No puedo afirmar, con el corazón en la mano, que haya pensado mucho en él al cabo de los años. Sería quizás un bonito detalle deciros que nunca subo a un taxi sin fijarme en el cogote y el perfil del taxista, pero estaría mintiendo. Una cosa sí es cierta —y se me acaba de ocurrir ahora mismo—, cuando tengo que escribir una carta a una persona especialmente susceptible e intento dar con el tono adecuado, muchas veces me acuerdo de: «Como hoy no tenía tiempo para escribirte una carta breve, he decidido escribirte una más larga».
Si fui un hipócrita al desearle suerte con las tiras cómicas, creo que dejé de serlo una hora más tarde. Se la deseo ahora, desde el fondo de mi corazón, y lo gracioso del caso es que él aún podría ser capaz de «construir» algo, con contactos o sin ellos. Cosas más desatinadas han levantado imperios en Norteamérica. En cualquier caso, espero y deseo que no haya perdido interés por el proyecto, en una forma u otra. Eso sí, Dios quiera —exista o no, y aquí no estoy usando su nombre en vano—. Dios quiera que no haya perdido a Rose.
Leyendo todo esto de cabo a rabo, veo que su construcción deja bastante que desear. Sus vigas y viguetas, sus paredes mismas, no están en muy buenas condiciones; los cimientos no parecen sólidos; quizá no supe excavar el agujero adecuado. Pero ya no tiene sentido preocuparse por cosas así, pues ha llegado el momento de colocar el tejado: poneros al corriente de lo que pasó con el resto del equipo constructor.

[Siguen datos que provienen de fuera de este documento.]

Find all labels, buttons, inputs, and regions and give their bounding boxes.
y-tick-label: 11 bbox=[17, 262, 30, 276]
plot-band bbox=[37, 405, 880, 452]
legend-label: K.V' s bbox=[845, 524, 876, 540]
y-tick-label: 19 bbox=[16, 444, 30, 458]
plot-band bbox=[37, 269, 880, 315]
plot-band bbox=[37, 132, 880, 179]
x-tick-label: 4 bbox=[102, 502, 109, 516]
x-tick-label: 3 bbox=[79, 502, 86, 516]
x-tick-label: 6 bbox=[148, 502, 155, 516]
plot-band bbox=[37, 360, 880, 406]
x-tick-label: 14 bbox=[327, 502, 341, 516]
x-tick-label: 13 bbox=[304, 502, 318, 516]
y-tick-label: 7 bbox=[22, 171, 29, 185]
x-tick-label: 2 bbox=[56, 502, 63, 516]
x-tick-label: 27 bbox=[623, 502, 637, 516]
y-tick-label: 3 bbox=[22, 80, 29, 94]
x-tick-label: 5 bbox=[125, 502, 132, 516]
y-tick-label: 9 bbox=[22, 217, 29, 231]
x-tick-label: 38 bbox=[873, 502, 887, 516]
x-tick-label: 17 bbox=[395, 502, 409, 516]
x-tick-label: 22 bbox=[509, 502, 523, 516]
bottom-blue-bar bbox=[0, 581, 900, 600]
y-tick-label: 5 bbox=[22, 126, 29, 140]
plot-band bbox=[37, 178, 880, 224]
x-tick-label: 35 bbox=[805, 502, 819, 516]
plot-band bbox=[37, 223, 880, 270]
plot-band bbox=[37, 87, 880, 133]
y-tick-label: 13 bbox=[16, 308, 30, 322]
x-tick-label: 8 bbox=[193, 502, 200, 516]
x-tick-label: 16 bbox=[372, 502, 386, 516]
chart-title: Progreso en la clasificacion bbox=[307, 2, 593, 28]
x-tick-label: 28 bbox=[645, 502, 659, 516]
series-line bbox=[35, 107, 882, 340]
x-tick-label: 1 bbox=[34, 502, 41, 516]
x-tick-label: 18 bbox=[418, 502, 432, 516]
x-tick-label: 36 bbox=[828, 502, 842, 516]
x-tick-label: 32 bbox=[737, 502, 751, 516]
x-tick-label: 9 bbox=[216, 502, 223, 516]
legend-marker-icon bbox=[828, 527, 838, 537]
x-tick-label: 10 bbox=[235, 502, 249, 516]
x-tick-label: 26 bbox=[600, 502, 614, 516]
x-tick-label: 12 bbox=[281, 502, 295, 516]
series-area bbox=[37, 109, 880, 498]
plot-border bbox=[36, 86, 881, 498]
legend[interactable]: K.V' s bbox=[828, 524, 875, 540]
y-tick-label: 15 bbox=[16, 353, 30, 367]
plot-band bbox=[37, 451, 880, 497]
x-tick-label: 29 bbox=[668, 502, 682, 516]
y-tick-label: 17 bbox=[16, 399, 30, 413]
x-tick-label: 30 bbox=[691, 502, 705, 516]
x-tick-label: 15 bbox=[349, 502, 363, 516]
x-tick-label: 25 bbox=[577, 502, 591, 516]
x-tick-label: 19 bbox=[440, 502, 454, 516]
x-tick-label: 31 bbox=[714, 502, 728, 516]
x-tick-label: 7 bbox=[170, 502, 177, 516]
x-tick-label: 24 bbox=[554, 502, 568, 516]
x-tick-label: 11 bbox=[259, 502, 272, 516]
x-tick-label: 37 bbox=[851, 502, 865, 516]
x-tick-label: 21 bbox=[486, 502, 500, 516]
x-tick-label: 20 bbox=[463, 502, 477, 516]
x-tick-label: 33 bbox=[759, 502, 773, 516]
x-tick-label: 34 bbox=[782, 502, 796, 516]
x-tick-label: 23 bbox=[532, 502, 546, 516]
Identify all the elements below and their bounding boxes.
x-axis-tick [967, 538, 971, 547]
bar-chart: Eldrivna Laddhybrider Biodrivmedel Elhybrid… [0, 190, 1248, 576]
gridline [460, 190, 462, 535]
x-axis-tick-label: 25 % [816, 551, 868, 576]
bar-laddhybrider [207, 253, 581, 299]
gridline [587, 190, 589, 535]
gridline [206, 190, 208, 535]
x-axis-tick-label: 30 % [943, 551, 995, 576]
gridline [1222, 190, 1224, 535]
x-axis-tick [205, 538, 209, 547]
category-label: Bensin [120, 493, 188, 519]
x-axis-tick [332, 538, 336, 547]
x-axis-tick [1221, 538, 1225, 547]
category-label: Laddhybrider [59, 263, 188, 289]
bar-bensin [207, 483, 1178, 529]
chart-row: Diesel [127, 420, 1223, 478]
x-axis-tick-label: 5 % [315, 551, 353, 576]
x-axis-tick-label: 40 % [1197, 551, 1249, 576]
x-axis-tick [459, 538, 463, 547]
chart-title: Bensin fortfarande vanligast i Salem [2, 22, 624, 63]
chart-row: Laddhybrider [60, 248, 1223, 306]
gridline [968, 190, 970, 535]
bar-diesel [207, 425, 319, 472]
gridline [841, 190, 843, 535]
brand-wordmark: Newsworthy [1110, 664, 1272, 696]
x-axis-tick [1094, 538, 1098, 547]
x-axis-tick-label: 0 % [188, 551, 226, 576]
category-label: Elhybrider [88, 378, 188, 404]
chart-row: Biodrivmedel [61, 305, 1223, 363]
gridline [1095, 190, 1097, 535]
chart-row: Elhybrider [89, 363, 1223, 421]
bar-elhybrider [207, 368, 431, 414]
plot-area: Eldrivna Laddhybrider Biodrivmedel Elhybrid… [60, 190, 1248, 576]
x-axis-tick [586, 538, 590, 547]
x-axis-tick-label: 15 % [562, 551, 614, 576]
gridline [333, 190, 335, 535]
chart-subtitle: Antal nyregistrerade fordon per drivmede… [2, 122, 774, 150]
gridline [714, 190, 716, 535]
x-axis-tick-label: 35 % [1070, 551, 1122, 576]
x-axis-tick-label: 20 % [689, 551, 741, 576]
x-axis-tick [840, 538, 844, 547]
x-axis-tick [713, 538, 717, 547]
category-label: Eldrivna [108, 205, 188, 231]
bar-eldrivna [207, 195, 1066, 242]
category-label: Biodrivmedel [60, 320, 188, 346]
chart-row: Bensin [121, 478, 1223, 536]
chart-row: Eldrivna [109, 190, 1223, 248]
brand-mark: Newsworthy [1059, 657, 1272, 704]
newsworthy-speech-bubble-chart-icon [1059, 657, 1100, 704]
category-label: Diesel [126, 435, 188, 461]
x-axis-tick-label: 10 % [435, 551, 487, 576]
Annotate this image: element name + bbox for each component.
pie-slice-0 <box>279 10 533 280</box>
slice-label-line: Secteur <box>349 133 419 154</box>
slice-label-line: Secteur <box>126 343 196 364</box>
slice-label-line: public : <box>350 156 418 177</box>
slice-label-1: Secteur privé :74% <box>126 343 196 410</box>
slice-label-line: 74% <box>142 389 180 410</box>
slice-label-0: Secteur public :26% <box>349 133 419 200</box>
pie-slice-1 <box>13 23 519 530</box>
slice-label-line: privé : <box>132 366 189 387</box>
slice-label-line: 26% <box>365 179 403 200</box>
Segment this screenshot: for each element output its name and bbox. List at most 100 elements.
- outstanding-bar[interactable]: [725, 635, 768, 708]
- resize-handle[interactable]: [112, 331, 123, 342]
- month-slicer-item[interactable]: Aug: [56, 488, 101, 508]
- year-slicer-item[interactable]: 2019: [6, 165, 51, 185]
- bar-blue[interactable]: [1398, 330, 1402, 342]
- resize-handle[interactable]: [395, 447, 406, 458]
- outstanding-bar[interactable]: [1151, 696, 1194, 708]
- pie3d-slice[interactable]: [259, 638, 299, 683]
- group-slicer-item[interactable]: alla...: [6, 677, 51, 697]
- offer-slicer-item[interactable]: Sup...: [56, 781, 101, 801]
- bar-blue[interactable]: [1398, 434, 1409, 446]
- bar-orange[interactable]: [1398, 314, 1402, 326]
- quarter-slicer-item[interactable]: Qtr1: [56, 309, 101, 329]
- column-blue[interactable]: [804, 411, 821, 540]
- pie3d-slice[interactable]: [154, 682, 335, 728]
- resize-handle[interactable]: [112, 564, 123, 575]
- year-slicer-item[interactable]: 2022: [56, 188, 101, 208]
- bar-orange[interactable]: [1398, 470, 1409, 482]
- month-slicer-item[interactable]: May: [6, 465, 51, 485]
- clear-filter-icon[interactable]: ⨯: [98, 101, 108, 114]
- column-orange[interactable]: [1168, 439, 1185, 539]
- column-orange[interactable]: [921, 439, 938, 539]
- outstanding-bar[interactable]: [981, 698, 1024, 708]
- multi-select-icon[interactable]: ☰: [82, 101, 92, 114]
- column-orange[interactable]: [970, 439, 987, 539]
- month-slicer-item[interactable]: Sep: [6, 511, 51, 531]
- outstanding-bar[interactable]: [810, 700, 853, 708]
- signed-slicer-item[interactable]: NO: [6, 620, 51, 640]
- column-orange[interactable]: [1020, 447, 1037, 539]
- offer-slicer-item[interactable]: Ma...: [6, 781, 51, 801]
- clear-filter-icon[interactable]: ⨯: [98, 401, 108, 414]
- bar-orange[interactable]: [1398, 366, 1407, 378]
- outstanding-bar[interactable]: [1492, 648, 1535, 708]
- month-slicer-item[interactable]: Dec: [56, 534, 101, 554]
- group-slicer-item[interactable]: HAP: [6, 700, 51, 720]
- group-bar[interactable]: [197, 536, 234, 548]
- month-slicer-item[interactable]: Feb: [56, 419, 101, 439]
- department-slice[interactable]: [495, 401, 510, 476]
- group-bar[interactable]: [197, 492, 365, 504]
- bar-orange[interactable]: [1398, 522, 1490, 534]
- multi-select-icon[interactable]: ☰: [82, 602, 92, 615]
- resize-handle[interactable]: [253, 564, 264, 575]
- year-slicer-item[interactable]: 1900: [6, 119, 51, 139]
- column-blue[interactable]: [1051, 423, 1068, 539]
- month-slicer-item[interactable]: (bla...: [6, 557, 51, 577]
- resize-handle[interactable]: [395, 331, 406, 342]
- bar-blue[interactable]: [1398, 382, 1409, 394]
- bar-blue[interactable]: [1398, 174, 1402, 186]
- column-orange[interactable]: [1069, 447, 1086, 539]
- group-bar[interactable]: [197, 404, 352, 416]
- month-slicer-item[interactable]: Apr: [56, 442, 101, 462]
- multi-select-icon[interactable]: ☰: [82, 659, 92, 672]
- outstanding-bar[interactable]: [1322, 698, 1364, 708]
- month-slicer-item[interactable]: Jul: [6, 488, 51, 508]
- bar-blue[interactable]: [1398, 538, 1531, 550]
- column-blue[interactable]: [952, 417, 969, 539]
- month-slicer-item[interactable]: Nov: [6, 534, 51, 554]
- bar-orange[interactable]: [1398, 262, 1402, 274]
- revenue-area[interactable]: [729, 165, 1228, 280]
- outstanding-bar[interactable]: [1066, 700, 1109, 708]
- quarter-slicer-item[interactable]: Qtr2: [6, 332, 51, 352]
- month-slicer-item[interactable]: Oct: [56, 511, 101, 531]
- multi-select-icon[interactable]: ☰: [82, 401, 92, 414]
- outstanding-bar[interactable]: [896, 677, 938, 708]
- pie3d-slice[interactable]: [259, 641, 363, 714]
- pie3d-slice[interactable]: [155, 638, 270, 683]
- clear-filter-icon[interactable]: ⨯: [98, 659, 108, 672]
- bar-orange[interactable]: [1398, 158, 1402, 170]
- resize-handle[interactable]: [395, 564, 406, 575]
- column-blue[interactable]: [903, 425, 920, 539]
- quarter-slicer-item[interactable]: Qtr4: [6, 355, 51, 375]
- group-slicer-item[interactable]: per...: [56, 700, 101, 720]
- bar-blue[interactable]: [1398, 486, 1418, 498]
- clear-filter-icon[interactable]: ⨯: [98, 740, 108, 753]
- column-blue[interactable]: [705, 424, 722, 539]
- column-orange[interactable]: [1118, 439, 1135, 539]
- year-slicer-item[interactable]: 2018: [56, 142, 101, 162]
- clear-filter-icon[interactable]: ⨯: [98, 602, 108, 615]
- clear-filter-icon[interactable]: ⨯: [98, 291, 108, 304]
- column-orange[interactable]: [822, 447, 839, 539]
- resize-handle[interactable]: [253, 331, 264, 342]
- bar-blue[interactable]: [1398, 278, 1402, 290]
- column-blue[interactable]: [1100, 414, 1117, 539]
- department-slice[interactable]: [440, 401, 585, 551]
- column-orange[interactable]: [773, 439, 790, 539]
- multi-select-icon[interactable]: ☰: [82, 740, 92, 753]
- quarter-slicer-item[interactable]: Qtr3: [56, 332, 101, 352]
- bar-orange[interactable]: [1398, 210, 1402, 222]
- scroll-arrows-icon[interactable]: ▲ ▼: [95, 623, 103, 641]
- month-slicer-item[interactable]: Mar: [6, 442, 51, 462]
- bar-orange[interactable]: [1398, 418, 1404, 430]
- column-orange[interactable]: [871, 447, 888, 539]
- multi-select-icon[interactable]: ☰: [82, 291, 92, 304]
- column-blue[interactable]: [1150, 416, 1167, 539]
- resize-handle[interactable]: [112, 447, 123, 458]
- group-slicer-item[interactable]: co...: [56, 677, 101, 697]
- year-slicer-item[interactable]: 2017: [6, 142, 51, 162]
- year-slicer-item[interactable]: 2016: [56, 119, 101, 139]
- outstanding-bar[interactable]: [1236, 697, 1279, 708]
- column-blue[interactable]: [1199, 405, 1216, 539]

Todo el mundo sabe lo que le sucedió a Wade Manley. Murió de forma inesperada unos años después, en la cama; y el hecho de que fuese en la cama de una joven, que no en la de su esposa, fue motivo para tener entretenida durante semanas a la prensa amarilla. Todavía hay reposiciones de sus películas en televisión, y cada vez que veo una me sorprende comprobar una vez más que Manny era un buen actor; supongo que demasiado bueno para haberse dejado atrapar por un papel cursi de taxista con corazón tan grande como la intemperie.
En cuanto al doctor Corvo, hubo un momento en que también él fue la comidilla. Sucedió en los primeros años cincuenta, no sé cuál en concreto, cuando las empresas de televisión crearon y lanzaron aquellas masivas campañas publicitarias. Y una de las más masivas se construyó en base a una declaración firmada del doctor Alexander Corvo, eminente psicólogo infantil, en el sentido de que cualquier niña o niño de nuestra época en cuya casa faltara un aparato de televisión tendría muy probablemente grandes carencias afectivas. Todos los psicólogos infantiles, todo progresista que se preciara, y casi todos los padres y madres estadounidenses se echaron sobre Alexander Corvo cual plaga de langostas, y poco quedó de su eminencia cuando hubieron acabado con él. Yo diría, así a voleo, que ahora el New York Times cambiaría gustosísimo media docena de Alexander Corvos por un solo Newbold Morris.
Esto nos lleva finalmente a hablar de Joan y de mí, y ahora toca poner la guinda, o mejor, la chimenea. Tengo que decir que lo que ella y yo estábamos construyendo se vino abajo también, hace cosa de un par de años. Oh, seguimos siendo amigos —sin batallas legales sobre la pensión alimenticia, la custodia, o cosas por el estilo—, pero esto es lo que hay.
¿Y las ventanas?, ¿dónde están las ventanas? ¿Por dónde entra la luz?
Bernie, viejo amigo, perdóname, pero para eso no tengo respuesta. Ni siquiera estoy seguro de que haya una sola ventana en esta casa. Me temo que la luz tendrá que apañárselas para entrar, quizás a través de las grietas y hendiduras que haya dejado este chapucero constructor, y en tal caso te puedo asegurar que nadie se siente peor por ello que yo mismo. Bien lo sabe Dios, Bernie; Dios sabe cuán necesario sería que hubiese aquí una ventana, en cualquier parte, para todos nosotros.